While many factors affect workplace productivity, time management skills play a substantial role in how much people accomplish in a day.
When you look around your office, you'll likely notice that some of your colleagues have a hard time completing their daily tasks, while others seem to always have the time to clear their workload for the day.
What differentiates the more productive employees from those who struggle to get things done? Keep reading to learn about time management skills and how to cultivate them.
What Are Time Management Skills, and How Do You Learn Them?
There are a limited number of hours in a day. Time management is a skill that helps you maximize your productivity during those hours by using them efficiently. Some people have a natural talent for time management. But if you don't, you can acquire them through awareness and practice.
The following are some basic time management skills. The more you work on them, the better you'll get at utilizing your time well.
Knowing Your Productive Hours
To cultivate your time management skills, you need to dissect your work hours to understand how much time you really have in a day and the quality of that time.
How Much Time Do You Dedicate to Work?
Your work schedule may start at 9 a.m. and end at 5 p.m., but that doesn't mean you have eight hours to complete your work. To figure out how much time you spend working, deduct your lunch break and any other time you spend away from your desk.
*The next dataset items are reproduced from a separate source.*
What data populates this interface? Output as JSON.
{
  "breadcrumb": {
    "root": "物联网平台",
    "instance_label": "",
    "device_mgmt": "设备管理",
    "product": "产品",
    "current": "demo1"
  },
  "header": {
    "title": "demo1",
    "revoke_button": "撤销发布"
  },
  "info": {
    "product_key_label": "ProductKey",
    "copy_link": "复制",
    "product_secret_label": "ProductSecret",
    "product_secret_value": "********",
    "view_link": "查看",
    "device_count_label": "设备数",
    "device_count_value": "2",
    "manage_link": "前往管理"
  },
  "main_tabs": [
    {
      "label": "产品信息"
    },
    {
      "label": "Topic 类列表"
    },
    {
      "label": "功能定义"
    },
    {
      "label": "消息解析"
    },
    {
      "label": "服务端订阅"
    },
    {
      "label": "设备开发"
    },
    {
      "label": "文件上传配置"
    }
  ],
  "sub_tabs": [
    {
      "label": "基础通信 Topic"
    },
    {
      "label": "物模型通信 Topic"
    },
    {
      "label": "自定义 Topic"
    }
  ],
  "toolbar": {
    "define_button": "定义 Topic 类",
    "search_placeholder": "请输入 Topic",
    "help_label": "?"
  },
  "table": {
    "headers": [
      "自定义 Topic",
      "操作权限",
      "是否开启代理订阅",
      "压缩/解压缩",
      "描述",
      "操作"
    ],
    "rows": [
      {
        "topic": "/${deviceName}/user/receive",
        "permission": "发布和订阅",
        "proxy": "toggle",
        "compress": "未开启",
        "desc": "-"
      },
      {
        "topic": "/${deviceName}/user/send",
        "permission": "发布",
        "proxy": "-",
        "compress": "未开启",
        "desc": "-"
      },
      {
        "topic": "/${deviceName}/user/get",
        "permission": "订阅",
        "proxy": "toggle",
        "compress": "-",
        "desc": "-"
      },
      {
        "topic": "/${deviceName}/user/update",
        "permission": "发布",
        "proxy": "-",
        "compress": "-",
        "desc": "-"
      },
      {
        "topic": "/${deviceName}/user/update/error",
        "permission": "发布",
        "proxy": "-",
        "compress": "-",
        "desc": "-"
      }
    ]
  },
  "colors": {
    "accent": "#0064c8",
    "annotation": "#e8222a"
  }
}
To do this correctly, you'll have to chart your patterns for a week or so to see how much downtime you have. During this period, you'll track everything from coffee breaks to chatting with coworkers. You don’t need to calculate an exact number, but a close approximation is helpful.
Create Time Slots
Once you have a general idea of how you spend your time at work, map out your day with on and off times. For example, say you typically grab a five-minute snack at around 10 a.m., a bottle of water with a friend for ten minutes at 11:15, and go to lunch at noon. You now know that you have:
An hour of work between 9–10 a.m.
An hour and ten minutes between 10:05–11:15, and
35 minutes between 11:25 and lunch
You should have multiple time slots throughout your day, depending on the type of work you do. Knowing your approximate blocks of time is a big deal—it's typically better to begin a job you can finish in one sitting than to start and stop multiple times. So, in the example above, if you have a task that will take a little more than an hour, you might want to leave it for when you get back from your 10 a.m. snack break.
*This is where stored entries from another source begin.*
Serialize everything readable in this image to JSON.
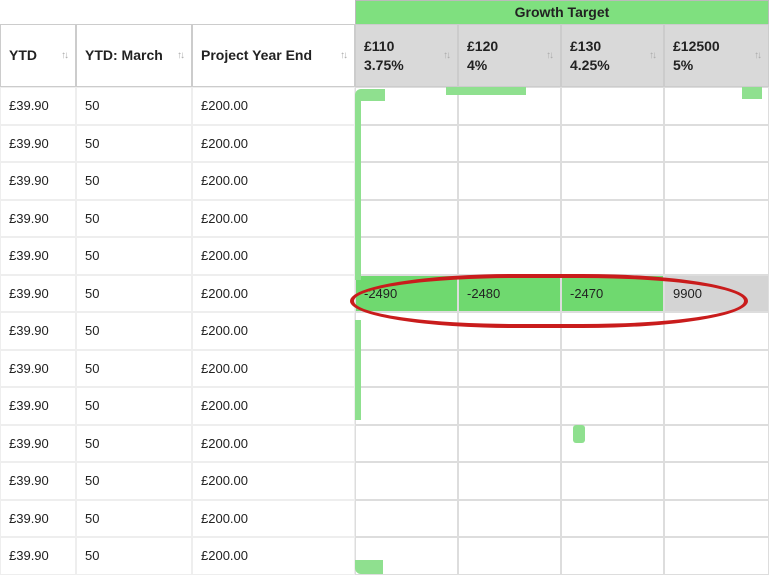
{
  "growth_header": "Growth Target",
  "columns": {
    "ytd": "YTD",
    "ytd_march": "YTD: March",
    "project_year_end": "Project Year End",
    "growth": [
      {
        "price": "£110",
        "pct": "3.75%"
      },
      {
        "price": "£120",
        "pct": "4%"
      },
      {
        "price": "£130",
        "pct": "4.25%"
      },
      {
        "price": "£12500",
        "pct": "5%"
      }
    ]
  },
  "rows": [
    {
      "ytd": "£39.90",
      "mar": "50",
      "pye": "£200.00",
      "g": [
        "",
        "",
        "",
        ""
      ],
      "hl": false
    },
    {
      "ytd": "£39.90",
      "mar": "50",
      "pye": "£200.00",
      "g": [
        "",
        "",
        "",
        ""
      ],
      "hl": false
    },
    {
      "ytd": "£39.90",
      "mar": "50",
      "pye": "£200.00",
      "g": [
        "",
        "",
        "",
        ""
      ],
      "hl": false
    },
    {
      "ytd": "£39.90",
      "mar": "50",
      "pye": "£200.00",
      "g": [
        "",
        "",
        "",
        ""
      ],
      "hl": false
    },
    {
      "ytd": "£39.90",
      "mar": "50",
      "pye": "£200.00",
      "g": [
        "",
        "",
        "",
        ""
      ],
      "hl": false
    },
    {
      "ytd": "£39.90",
      "mar": "50",
      "pye": "£200.00",
      "g": [
        "-2490",
        "-2480",
        "-2470",
        "9900"
      ],
      "hl": true
    },
    {
      "ytd": "£39.90",
      "mar": "50",
      "pye": "£200.00",
      "g": [
        "",
        "",
        "",
        ""
      ],
      "hl": false
    },
    {
      "ytd": "£39.90",
      "mar": "50",
      "pye": "£200.00",
      "g": [
        "",
        "",
        "",
        ""
      ],
      "hl": false
    },
    {
      "ytd": "£39.90",
      "mar": "50",
      "pye": "£200.00",
      "g": [
        "",
        "",
        "",
        ""
      ],
      "hl": false
    },
    {
      "ytd": "£39.90",
      "mar": "50",
      "pye": "£200.00",
      "g": [
        "",
        "",
        "",
        ""
      ],
      "hl": false
    },
    {
      "ytd": "£39.90",
      "mar": "50",
      "pye": "£200.00",
      "g": [
        "",
        "",
        "",
        ""
      ],
      "hl": false
    },
    {
      "ytd": "£39.90",
      "mar": "50",
      "pye": "£200.00",
      "g": [
        "",
        "",
        "",
        ""
      ],
      "hl": false
    },
    {
      "ytd": "£39.90",
      "mar": "50",
      "pye": "£200.00",
      "g": [
        "",
        "",
        "",
        ""
      ],
      "hl": false
    }
  ]
}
When Are You Most Productive?
People who excel at time management recognize that there are times throughout the day when you can be more productive than others. When you first get to work, are you ready to take on the world, or do you prefer to ease into things? Perhaps you're at your cognitive best during the two hours that precede your lunch break. Try to label your time slots based on high, medium, and low levels of energy and bandwidth. This will help you determine the level of work you should tend to at different times of the day.
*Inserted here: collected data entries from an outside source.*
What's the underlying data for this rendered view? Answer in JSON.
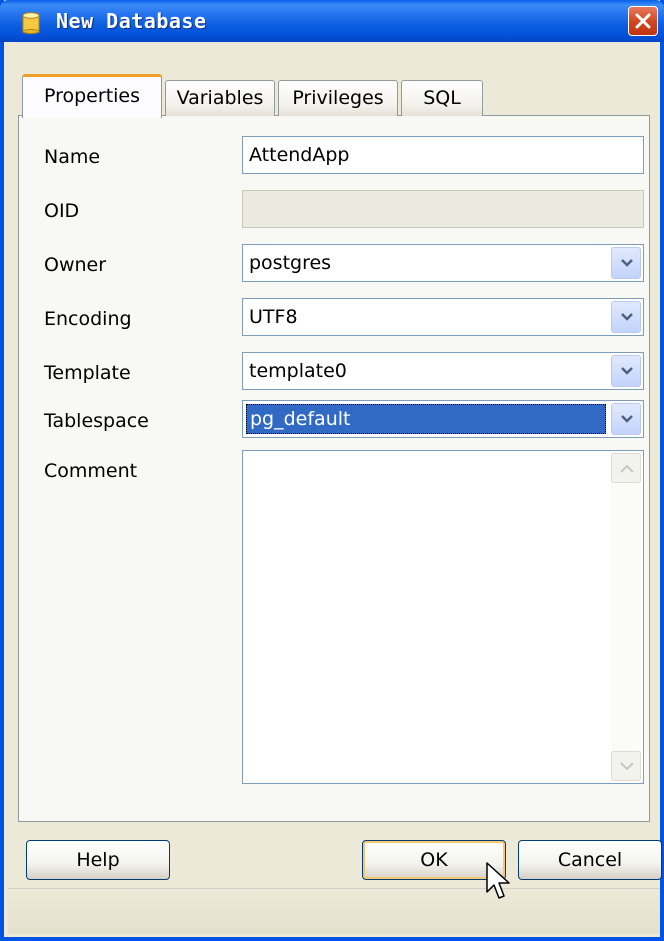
{
  "window": {
    "title": "New Database",
    "title_icon": "database-icon",
    "close_icon": "close-icon"
  },
  "tabs": [
    {
      "label": "Properties",
      "active": true
    },
    {
      "label": "Variables",
      "active": false
    },
    {
      "label": "Privileges",
      "active": false
    },
    {
      "label": "SQL",
      "active": false
    }
  ],
  "form": {
    "name": {
      "label": "Name",
      "value": "AttendApp"
    },
    "oid": {
      "label": "OID",
      "value": ""
    },
    "owner": {
      "label": "Owner",
      "value": "postgres"
    },
    "encoding": {
      "label": "Encoding",
      "value": "UTF8"
    },
    "template": {
      "label": "Template",
      "value": "template0"
    },
    "tablespace": {
      "label": "Tablespace",
      "value": "pg_default"
    },
    "comment": {
      "label": "Comment",
      "value": ""
    }
  },
  "buttons": {
    "help": "Help",
    "ok": "OK",
    "cancel": "Cancel"
  },
  "colors": {
    "title_bar": "#0a5fe0",
    "selection": "#316ac5",
    "close_button": "#d0441f",
    "active_tab_accent": "#f0a028"
  }
}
Understanding and organizing What You Need to Accomplish
Once you understand the time you have to deal with, look through your tasks. See if you could categorize them based on the time you have available while taking the level of importance and difficulty of each task into account.
For example, let's say your manager asks you to do some complicated bookkeeping. You also have to do some simple data entry. You could ask yourself some of the following questions:
How long will each of these tasks take to complete?
Do you have time slots that match how long each will take?
Even if the time slots don't match, should you schedule the bookkeeping for when you come back from lunch feeling fresh and the data entry when you're ready to call it a day?
Does either of these have a deadline? If so, should you perhaps scrap the idea of doing them based on your cognitive level at a given time?
Some of your duties must be completed at specific times. For example, you might have to respond to customer emails by 10 a.m., even if you feel that it's not the best use of your time that early in the day.
On the issue of emails, say you have a lot of back and forth between customers or coworkers. Do you have to constantly interrupt what you're doing to respond, or could you set aside the end of every hour to get back to people?
Ideally, when you think of different aspects of your responsibilities, you should be able to find an optimal time to complete them.
Nobody expects you to be an angel who sits at their desk from 9 a.m.–5 p.m. Everyone needs those breaks during the day to socialize at the water cooler or to stretch and recharge. But don't let yourself get too caught up in a conversation or an in-between-tasks online shopping trip.
Remember that your time is limited and that you need to get back to work as soon as your break serves its purpose.
Monitoring Your Progress
With dedication, managing your time right will become second nature. While you are learning to allocate your time better, review your progress every week or two to see how you're doing.
Are you using your time wisely?
Do you need to take shorter breaks?
Should you rearrange how you schedule your work during the day?
Periodic self-reflection will help you understand if you're successfully improving your time management skills and allow you to troubleshoot the problem areas.
Practice Makes Perfect
Remember, even if you aren’t great at managing your time right now, you can get better at it. And once you create positive workplace habits, they will help you throughout your career.